REPUBLIKA.CO.ID, NEW DELHI -- Organisasi Jamiat Ulama-e-Hind menegaskan RUU Kewarganegaraan (Amandemen) bertentangan dengan struktur dasar Konstitusi. Mereka mengatakan akan menentang undang-undang di Mahkamah Agung.
Reaksi mereka datang beberapa menit setelah Majelis Tinggi (Rajya Sabha) mengesahkan RUU Kewarganegaraan (Amandemen), 2019. RUU tersebut disahkan oleh Majelis Rendah (Lok Sabha), Senin lalu.
Mereka menyebut, lolosnya RUU di Rajya Sabha dan Lok Sabha sebagai tragedi. Presiden Jamiat-Ulema-e-Hind Maulana Arshad Madani mengatakan RUU itu bertentangan dengan struktur dasar Konstitusi India dan Jamiat akan menentangnya di pengadilan tinggi.
Madani mengatakan Jamiat akan menantangnya di pengadilan karena legislatif belum melakukan tugasnya dengan jujur. "Sekarang pengadilan dapat membuat keputusan yang lebih baik tentang hal itu.

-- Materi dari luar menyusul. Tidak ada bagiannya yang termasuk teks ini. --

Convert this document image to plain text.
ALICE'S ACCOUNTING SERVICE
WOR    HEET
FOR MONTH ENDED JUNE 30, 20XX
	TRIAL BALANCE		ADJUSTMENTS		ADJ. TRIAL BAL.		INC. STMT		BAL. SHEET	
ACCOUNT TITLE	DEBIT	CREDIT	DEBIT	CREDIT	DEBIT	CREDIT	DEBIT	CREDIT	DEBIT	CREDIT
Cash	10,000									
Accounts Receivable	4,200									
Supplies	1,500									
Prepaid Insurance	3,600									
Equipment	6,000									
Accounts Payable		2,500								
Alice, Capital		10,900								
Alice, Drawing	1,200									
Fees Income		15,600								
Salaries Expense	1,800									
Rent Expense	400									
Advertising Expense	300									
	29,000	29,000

Para advokat telah dikonsultasikan dalam hal ini dan sebuah petisi sedang disusun," katanya dalam sebuah pernyataan, dilansir di NDTV, Kamis (12/12).
Madani juga mengatakan setelah Lok Sabha mengesahkan RUU tersebut, Jamiat mencoba level terbaiknya agar undang-undang itu tidak disahkan di Rajya Sabha dengan menghubungi anggota berbagai pihak untuk meyakinkan mereka tentang dampak berbahaya dari RUU ini.
"Sedihnya beberapa pihak yang disebut partai sekuler menunjukkan perilaku tidak bertanggung jawab mereka, dan RUU tersebut disahkan di Rajya Sabha," katanya.
Madani juga mengatakan RUU tersebut melanggar Pasal 14 dan 15 Konstitusi, yang secara eksplisit menyatakan tidak ada warga negara yang akan didiskriminasi berdasarkan agama, dan setiap warga negara akan diperlakukan sama.
RUU itu juga bisa menimbulkan ancaman serius bagi keselamatan dan keamanan negara, katanya. Madani mengatakan efek dari RUU ini mungkin tidak terlihat sekarang, tetapi ketika NRC dilakukan di seluruh negeri, undang-undang tersebut akan merugikan jutaan umat Islam.
"Ini bukan masalah Hindu-Muslim sama sekali, ini masalah hak asasi manusia dan warga negara," katanya.